INSIDE TRACK: The complexities of products and procedures make for a challenging but fun job

by Nathalie Rothschild


Niklas Staxhammar has managed a range of projects since joining Volvo in 2011, but for the past year his work at the Volvo CE articulated hauler facility in Braås, a small town in southern Sweden, has been shrouded in secrecy.


As chief project manager in charge of the confidential development of the A60H articulated hauler – the largest hauler of any brand ever to hit the market – Staxhammar has faced many challenges, but says that is what makes his job interesting and fun.


“The biggest challenge when developing this kind of complex product is that there are so many people with different roles involved and, in a cross-functional manner, you have to make sure you come up with the best solution to the right cost and at the right time,” says Staxhammar.


“In such a major project it is hard to predict the challenges that may arise and so you cannot really plan for every potential scenario. What’s important is to find the right fora and the right solutions together, in a collaborative manner, and then to implement those solutions in a timely fashion.”


19-02-2016. Barås. The brand new Articulated Hauler. The team at Volvo Construction Equipment in Braås is trying the machine out at their testing fleld, tweaking it and building demos in the factory. Foto: Gustav Mårtensson

From left: Håkan Braf, Joacim Larsson, Kim Sandstrõm, Markus Lundgren, Johan Kjellander, Johan Agnehamn, Robert Alexandersson, Stig Nilsson, Niklas Staxhammar, Jonas Johansson with the brand new Articulated Hauler.


The A60H articulated hauler was unveiled at the Bauma industry trade fair in Munich in April, and Staxhammar was certain from the outset that it would make a big splash in the industry and become a trendsetter product.


“I’m confident that there is a need for this product,” says Staxhammar. “Previously, the challenge was that the technology wasn’t advanced enough for building such a large machine and it took a long time to develop the components. But now we’ve seen this project through and we managed to keep it under wraps throughout the process.”


Keeping the development of the A60H confidential has not been a big problem, according to Staxhammar, and that is largely thanks to his colleagues – he says there is a deep sense of loyalty among Volvo CE employees at the Braås plant and beyond.


“Of course, in theory, staff members could take pictures and post them on social media or leak information to the press, but nobody has done so. They know they would break their contracts if they were to reveal any details, but it really hasn’t been an issue and it’s not something we’ve had to point out, either. It simply doesn’t happen,” says Staxhammar, adding that certain procedures still have to be followed when products and components are moved between test sites and factories or when they are shown to clients.



So how does leading a confidential project affect private conversation? Is it hard for Staxhammar to talk about his working day at home with the family or at dinner parties?
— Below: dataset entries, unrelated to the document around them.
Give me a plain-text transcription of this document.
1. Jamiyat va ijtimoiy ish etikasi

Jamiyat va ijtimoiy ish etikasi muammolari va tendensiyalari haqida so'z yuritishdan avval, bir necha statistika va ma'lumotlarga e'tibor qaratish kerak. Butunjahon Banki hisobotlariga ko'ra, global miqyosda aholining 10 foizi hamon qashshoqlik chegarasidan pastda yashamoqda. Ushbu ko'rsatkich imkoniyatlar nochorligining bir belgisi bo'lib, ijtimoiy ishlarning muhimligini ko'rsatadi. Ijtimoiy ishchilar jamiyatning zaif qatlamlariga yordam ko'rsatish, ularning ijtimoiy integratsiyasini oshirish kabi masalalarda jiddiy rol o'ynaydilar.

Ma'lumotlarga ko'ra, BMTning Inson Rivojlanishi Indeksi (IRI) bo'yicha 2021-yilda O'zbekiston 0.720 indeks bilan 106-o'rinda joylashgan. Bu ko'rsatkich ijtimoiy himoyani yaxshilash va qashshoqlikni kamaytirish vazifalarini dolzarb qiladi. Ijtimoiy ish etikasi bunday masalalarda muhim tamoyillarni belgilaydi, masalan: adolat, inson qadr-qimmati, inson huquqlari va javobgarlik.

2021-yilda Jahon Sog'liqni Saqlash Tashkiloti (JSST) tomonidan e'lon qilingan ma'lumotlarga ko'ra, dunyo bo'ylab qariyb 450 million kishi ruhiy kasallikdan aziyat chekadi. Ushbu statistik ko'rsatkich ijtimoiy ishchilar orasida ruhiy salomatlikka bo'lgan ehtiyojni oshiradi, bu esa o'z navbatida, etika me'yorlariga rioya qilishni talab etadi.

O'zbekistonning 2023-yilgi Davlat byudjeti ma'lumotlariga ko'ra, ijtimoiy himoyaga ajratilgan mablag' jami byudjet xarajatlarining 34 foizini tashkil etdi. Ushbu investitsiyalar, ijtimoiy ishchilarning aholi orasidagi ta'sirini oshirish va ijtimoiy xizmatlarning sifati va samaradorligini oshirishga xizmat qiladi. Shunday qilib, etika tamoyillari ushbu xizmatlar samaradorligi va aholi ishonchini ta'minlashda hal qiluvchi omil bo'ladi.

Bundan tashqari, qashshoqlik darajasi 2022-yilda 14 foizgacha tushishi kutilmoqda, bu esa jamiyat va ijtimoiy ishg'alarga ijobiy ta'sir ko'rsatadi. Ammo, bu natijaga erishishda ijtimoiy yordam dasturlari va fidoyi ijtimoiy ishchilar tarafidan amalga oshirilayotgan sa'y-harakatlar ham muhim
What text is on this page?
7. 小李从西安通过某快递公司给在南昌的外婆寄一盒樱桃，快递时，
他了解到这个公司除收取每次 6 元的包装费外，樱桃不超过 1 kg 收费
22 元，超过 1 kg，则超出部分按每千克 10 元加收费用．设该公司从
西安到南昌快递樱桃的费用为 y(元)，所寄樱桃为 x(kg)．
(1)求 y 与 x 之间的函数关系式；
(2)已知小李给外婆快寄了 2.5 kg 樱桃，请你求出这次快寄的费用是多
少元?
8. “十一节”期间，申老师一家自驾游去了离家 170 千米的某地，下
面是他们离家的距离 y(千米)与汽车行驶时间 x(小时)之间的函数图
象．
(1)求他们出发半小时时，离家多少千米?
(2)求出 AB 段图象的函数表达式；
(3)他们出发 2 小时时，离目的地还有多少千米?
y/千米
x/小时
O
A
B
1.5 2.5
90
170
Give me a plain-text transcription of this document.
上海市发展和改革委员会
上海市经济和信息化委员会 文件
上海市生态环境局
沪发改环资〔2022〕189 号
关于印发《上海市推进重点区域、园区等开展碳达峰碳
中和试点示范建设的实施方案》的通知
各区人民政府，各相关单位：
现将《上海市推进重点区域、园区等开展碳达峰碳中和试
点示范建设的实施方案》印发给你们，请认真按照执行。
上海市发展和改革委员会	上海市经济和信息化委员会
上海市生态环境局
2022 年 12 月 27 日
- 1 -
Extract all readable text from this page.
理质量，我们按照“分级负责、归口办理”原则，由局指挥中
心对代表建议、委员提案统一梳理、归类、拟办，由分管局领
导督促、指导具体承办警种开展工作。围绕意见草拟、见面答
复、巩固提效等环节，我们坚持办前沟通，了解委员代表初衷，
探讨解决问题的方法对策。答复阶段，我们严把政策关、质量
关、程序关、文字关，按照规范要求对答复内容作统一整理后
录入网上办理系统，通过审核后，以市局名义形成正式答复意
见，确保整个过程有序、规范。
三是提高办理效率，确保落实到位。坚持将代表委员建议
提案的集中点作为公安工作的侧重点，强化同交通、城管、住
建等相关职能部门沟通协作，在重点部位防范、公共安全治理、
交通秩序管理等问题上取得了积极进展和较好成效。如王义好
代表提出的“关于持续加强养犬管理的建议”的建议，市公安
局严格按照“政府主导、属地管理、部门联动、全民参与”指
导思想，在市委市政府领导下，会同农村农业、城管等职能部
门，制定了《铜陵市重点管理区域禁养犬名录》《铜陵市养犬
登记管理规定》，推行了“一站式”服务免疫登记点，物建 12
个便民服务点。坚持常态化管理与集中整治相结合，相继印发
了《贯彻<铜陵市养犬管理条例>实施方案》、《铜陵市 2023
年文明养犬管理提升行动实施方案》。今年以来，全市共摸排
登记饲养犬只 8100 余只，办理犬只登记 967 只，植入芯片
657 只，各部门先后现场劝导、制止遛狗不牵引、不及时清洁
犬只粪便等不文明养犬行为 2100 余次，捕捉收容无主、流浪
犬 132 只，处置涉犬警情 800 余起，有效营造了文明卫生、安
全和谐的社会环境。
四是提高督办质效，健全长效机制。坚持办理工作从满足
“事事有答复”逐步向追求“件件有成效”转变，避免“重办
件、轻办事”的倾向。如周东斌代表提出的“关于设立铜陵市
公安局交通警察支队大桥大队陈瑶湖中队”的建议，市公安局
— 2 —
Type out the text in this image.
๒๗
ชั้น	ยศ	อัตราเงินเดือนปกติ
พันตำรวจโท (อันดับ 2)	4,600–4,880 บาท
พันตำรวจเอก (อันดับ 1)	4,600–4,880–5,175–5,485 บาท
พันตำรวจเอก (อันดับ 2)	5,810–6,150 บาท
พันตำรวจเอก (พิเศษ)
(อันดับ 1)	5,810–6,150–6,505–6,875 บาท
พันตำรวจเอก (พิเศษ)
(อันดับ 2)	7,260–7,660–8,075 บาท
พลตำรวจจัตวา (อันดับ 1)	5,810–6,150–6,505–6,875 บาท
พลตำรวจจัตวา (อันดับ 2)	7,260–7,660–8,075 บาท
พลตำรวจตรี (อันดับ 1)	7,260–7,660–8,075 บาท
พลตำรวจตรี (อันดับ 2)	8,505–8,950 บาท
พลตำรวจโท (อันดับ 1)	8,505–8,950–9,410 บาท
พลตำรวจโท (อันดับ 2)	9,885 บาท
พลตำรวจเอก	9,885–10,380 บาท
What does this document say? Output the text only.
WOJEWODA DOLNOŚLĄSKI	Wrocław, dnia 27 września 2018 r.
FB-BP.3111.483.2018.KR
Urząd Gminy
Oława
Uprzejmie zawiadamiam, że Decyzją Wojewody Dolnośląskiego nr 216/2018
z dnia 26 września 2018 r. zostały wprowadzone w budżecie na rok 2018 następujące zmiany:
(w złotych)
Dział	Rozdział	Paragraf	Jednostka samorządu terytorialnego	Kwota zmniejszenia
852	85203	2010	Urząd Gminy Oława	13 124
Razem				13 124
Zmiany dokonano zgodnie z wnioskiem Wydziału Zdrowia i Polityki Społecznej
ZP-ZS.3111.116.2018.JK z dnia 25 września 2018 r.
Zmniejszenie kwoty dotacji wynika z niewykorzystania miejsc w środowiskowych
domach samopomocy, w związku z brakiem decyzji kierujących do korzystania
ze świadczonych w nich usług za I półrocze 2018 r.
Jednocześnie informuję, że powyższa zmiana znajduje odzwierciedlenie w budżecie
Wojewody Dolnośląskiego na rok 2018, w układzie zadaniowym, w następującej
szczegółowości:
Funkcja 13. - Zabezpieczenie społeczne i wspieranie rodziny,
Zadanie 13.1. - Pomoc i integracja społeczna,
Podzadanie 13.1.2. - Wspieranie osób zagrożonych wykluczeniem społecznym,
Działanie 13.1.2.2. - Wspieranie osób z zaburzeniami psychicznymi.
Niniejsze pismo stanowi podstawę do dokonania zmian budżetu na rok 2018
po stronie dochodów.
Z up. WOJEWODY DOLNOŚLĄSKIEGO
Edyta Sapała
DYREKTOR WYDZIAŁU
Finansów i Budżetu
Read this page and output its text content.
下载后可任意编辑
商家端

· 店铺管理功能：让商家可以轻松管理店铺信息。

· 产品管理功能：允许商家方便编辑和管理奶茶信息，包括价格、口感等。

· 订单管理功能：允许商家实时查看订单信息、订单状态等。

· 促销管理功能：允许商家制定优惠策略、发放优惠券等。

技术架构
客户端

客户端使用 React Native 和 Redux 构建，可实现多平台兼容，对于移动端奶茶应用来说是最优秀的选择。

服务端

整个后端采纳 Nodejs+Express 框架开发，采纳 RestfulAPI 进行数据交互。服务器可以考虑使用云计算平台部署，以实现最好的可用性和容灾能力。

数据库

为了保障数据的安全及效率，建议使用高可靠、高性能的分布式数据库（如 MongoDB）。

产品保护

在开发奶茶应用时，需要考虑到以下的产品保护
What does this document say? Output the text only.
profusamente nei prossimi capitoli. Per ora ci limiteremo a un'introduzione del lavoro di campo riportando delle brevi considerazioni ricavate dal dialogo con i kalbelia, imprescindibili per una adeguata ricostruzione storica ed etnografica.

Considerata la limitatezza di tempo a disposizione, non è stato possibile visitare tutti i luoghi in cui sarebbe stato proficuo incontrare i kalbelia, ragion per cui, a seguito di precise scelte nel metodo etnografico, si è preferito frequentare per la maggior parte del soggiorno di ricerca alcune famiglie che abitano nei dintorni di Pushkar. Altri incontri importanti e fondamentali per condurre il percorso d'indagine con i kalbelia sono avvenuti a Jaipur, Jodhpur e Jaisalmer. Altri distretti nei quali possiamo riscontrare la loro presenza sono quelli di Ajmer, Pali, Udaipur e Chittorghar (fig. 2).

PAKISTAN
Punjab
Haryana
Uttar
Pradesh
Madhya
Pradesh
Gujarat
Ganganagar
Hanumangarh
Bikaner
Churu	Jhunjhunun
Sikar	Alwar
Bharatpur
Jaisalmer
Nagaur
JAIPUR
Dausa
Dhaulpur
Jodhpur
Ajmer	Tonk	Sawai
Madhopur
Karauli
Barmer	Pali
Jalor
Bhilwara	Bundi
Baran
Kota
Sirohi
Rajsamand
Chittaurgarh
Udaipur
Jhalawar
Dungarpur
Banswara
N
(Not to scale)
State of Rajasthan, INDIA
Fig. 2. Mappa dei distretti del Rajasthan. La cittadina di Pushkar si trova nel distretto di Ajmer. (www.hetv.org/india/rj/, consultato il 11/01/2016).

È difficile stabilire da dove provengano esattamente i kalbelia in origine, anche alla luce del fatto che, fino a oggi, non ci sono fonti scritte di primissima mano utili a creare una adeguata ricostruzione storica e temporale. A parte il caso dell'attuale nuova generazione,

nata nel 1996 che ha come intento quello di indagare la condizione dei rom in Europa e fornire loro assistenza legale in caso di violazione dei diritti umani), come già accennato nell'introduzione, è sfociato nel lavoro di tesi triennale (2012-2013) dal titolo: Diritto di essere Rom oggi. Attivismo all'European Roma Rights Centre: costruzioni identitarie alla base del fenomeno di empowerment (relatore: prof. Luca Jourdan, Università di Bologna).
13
“Yes, I’ve made my wife and kids sign a secrecy deal,” Staxhammar deadpans, adding: “No, but seriously, these products are so particular and complex that there is no risk of my family spreading the information or contributing to it ending up in the wrong hands.”


Staxhammar is a 47-year-old married father of two, a 12-year-old daughter and son, nine. The family lives in Växjö, a town with a population of roughly 88,000. Braås – where the Volvo CE plant is located – is part of Växjö but has just 1,500 residents. Staxhammar moved there in 2000 but has lived all over Sweden as well as in Germany, his father’s country of birth.


While his job involves quite a few domestic trips, he rarely travels abroad for work. However, his passion for the great outdoors and for skiing means he spends most winter breaks on different slopes around Europe.


“I love all forms of skiing, which is why winter trips are my favorite kind of vacations, but I also do a lot of running and cycling and I love motorcycles and boats,” enthuses Staxhammar.



He has worked for a range of companies of different sizes since graduating from the civil engineering program at Chalmers University of Technology in Gothenburg in 1997. His credentials include posts as head of logistics at Electrolux, CEO at floor manufacturer Rappgo, production manager at Getinge – a provider of disinfectors and sterilizers within healthcare and life sciences – and deputy CEO at Stena Aluminium.


Staxhammar joined Volvo CE around five years ago, first as a consultant and then, after a couple of years, as a permanent employee.


”The main difference between working at Volvo and other companies is that, here, I get to work with really impressive and complex products that demand deep knowledge shared by many different individuals. In a way, you are a small cog in the wheel that is Volvo CE and the projects tend to be large scale. So the challenge here is to find the right paths and figure out how these different people can work together in order to advance and see projects through.”


As for the A60H articulated hauler, Staxhammar says: “This is a globally unique product and to be part of developing it has been both a great honor and great fun.”